I found it in a box of tangled cables and antiquated gadgets. Of course “antiquated” is a relative term, meaning only a few short years when it comes to electronics. It had once been the latest and greatest of the new frontier of smartphones. Just seeing it brought back the memories.
And then I turned it on. The battery was depleted so I quickly untangled its charger from the box’s web of wires and plugged it in. As the phone booted with its familiar tone and flashed its iconic logo I waited, trying to remember just what navigating the old interface was like. A pixely picture blinked onto the little screen, which immediately identified the era from which this time capsule was being retrieved. There we were, my wife and I, back when we were dating. It was taken on a weekend afternoon, while hiking in the Georgia mountains.
My mind wandered back to those days, soon after a friend had introduced us. I was completing a graduate degree in Michigan, while pastoring in Chicago. She was part of a busy medical practice in Dalton. Just looking at this old phone took me on a journey down memory lane.
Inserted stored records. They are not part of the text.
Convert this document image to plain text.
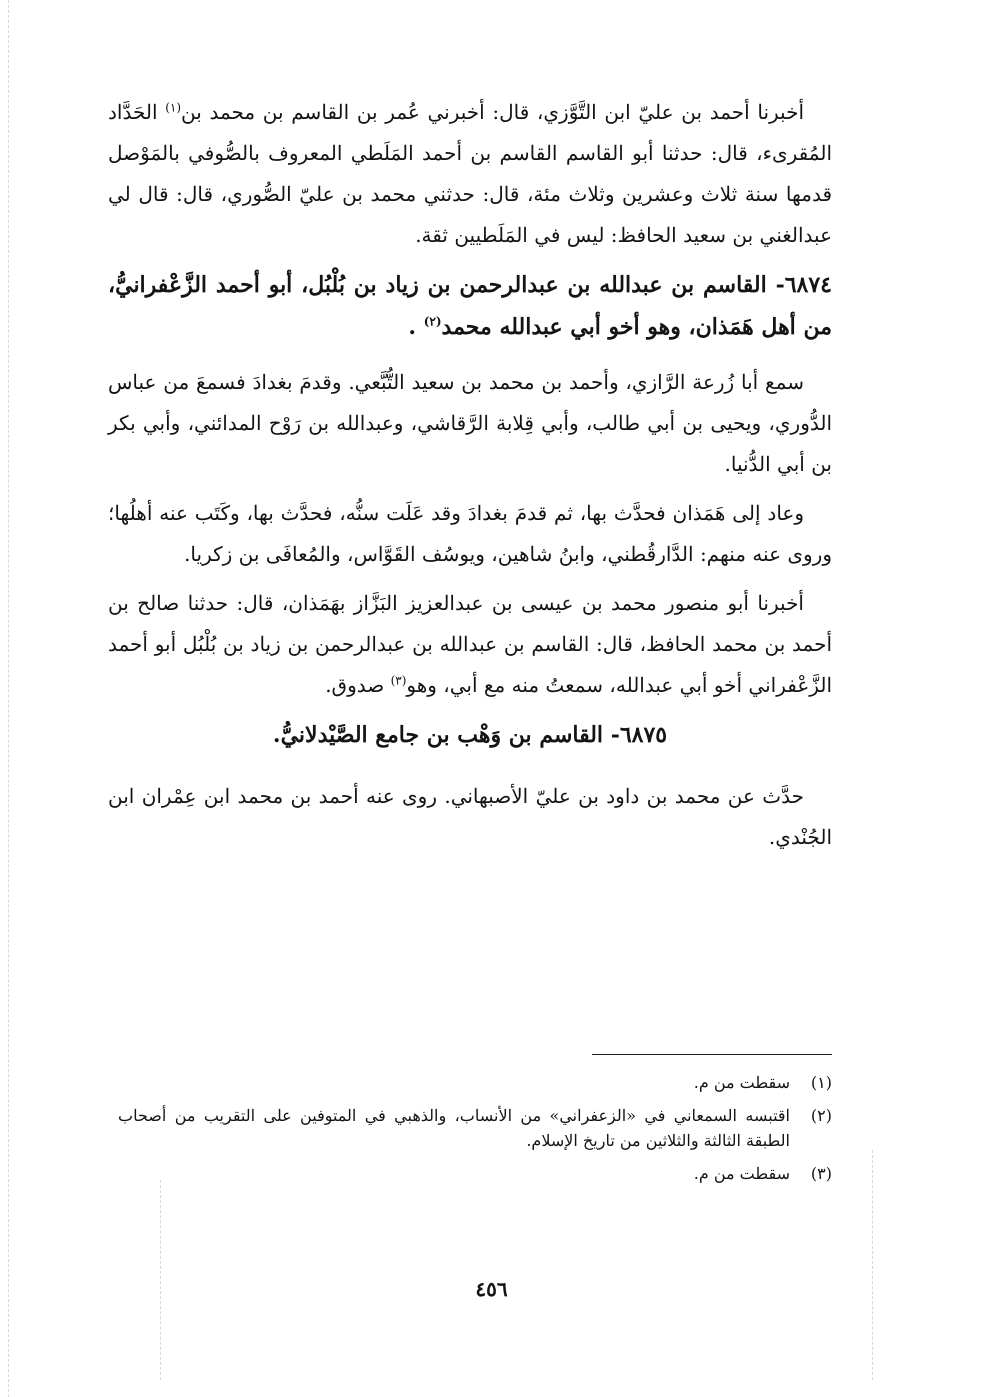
أخبرنا أحمد بن عليّ ابن التَّوَّزي، قال: أخبرني عُمر بن القاسم بن محمد بن$^{(١)}$ الحَدَّاد المُقرىء، قال: حدثنا أبو القاسم القاسم بن أحمد المَلَطي المعروف بالصُّوفي بالمَوْصل قدمها سنة ثلاث وعشرين وثلاث مئة، قال: حدثني محمد بن عليّ الصُّوري، قال: قال لي عبدالغني بن سعيد الحافظ: ليس في المَلَطيين ثقة.

٦٨٧٤- القاسم بن عبدالله بن عبدالرحمن بن زياد بن بُلْبُل، أبو أحمد الزَّعْفرانيُّ، من أهل هَمَذان، وهو أخو أبي عبدالله محمد$^{(٢)}$ .

سمع أبا زُرعة الرَّازي، وأحمد بن محمد بن سعيد التُّبَّعي. وقدمَ بغدادَ فسمعَ من عباس الدُّوري، ويحيى بن أبي طالب، وأبي قِلابة الرَّقاشي، وعبدالله بن رَوْح المدائني، وأبي بكر بن أبي الدُّنيا.

وعاد إلى هَمَذان فحدَّث بها، ثم قدمَ بغدادَ وقد عَلَت سنُّه، فحدَّث بها، وكَتَب عنه أهلُها؛ وروى عنه منهم: الدَّارقُطني، وابنُ شاهين، ويوسُف القَوَّاس، والمُعافَى بن زكريا.

أخبرنا أبو منصور محمد بن عيسى بن عبدالعزيز البَزَّاز بهَمَذان، قال: حدثنا صالح بن أحمد بن محمد الحافظ، قال: القاسم بن عبدالله بن عبدالرحمن بن زياد بن بُلْبُل أبو أحمد الزَّعْفراني أخو أبي عبدالله، سمعتُ منه مع أبي، وهو$^{(٣)}$ صدوق.

٦٨٧٥- القاسم بن وَهْب بن جامع الصَّيْدلانيُّ.

حدَّث عن محمد بن داود بن عليّ الأصبهاني. روى عنه أحمد بن محمد ابن عِمْران ابن الجُنْدي.

(١)
سقطت من م.
(٢)
اقتبسه السمعاني في «الزعفراني» من الأنساب، والذهبي في المتوفين على التقريب من أصحاب الطبقة الثالثة والثلاثين من تاريخ الإسلام.
(٣)
سقطت من م.
٤٥٦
Those drives by myself from Michigan to Georgia and back, sometimes in the blinding snow of a winter storm, almost always stretching into the night and early morning hours. Just one day when we were both off work would be enough for me to make the trek. It really didn’t seem that far, back then. I was in love.
Sacrifices don’t seem like such when you’re in love. There’s no tallying of them for future leverage, no demands for commensurate concessions, no requirements for their recognition. They come naturally, instinctively, although perhaps not fully altruistically since deep down inside you know you’re also being benefited and blessed by the mutual relationship.
In the second chapter of Revelation, Jesus speaks to the church at Ephesus, who he commended for many positive accomplishments. But there was one thing for which the Savior reproved this first century church: “Nevertheless I have this against you, that you have left your first love.” (Revelation 2:4)
No, this church wasn’t comprised of members who had abandoned their first teen crushes. That’s not what Jesus was talking about at all. He was reminding them of how they had felt back when they first met him — and gave their lives in loving service to him. They had been overwhelmed by the love he had so selflessly demonstrated by carrying their sins all the way to his death on Calvary’s cruel cross. “We love him because he first loved us,” they had breathlessly declared (1 John 4:19). Swept off their feet by the love of the man who was God, they had found their delight and joy in reading his Word, communicating with him through prayer, and doing the work he had left them in this world to do. Their sacrifices for him hardly seemed such; in fact, they counted it a privilege to be able to make such comparably small sacrifices in the service of one who had given his all for them. Sacrifice was to them a delight, and obedience a pleasure. They were in love!
But something happened. Their relationship with the Savior of course needed to be put into human terms, their teaching of his message had to be systematically defined. But their theological theories and intellectual descriptions of the Gospel somehow began supplanting their relationship with the person who was the Gospel. Some even began trusting their ideas about Jesus, their sacrifices for Jesus, or their obedience of Jesus, as if these could save them from the depths of sin. They lost their first love.
But Jesus still loved them. And so after pointing out their falling out, he pleads with them, in the following verse: “Remember therefore from where you have fallen; repent and do the first works, or else I will come to you quickly and remove your lampstand from its place — unless you repent.” (Revelation 2:5)
Remember. Repent. Restart.
Remember what it was like when you were in the first bloom of true love — the feelings, the focus, the fascination. Repent as you realize you’re not anything like the lover you once were, selfless, sacrificing, always ready to send a loving message, and certainly never too busy to read one. Restart doing the things you used to do, waking up early or staying up late, just to be with him. If you can remember what that first love was like, revive those early attentions, those heartfelt little expressions. Regain your first love.
As I clumsily navigated the old phone’s menus I found myself gazing at text messages shared between us so many months ago. Some were silly, some were serious, and most were pretty simple. But they were frequent, and heartfelt.
“Lord Jesus, thank you for the reminder. I love you. Please help rekindle our first love and keep it glowing brightly — forever.”
Chester Clark III is pastor at the Seventh-day Adventist Church in Dalton. His column runs the third Saturday of the month.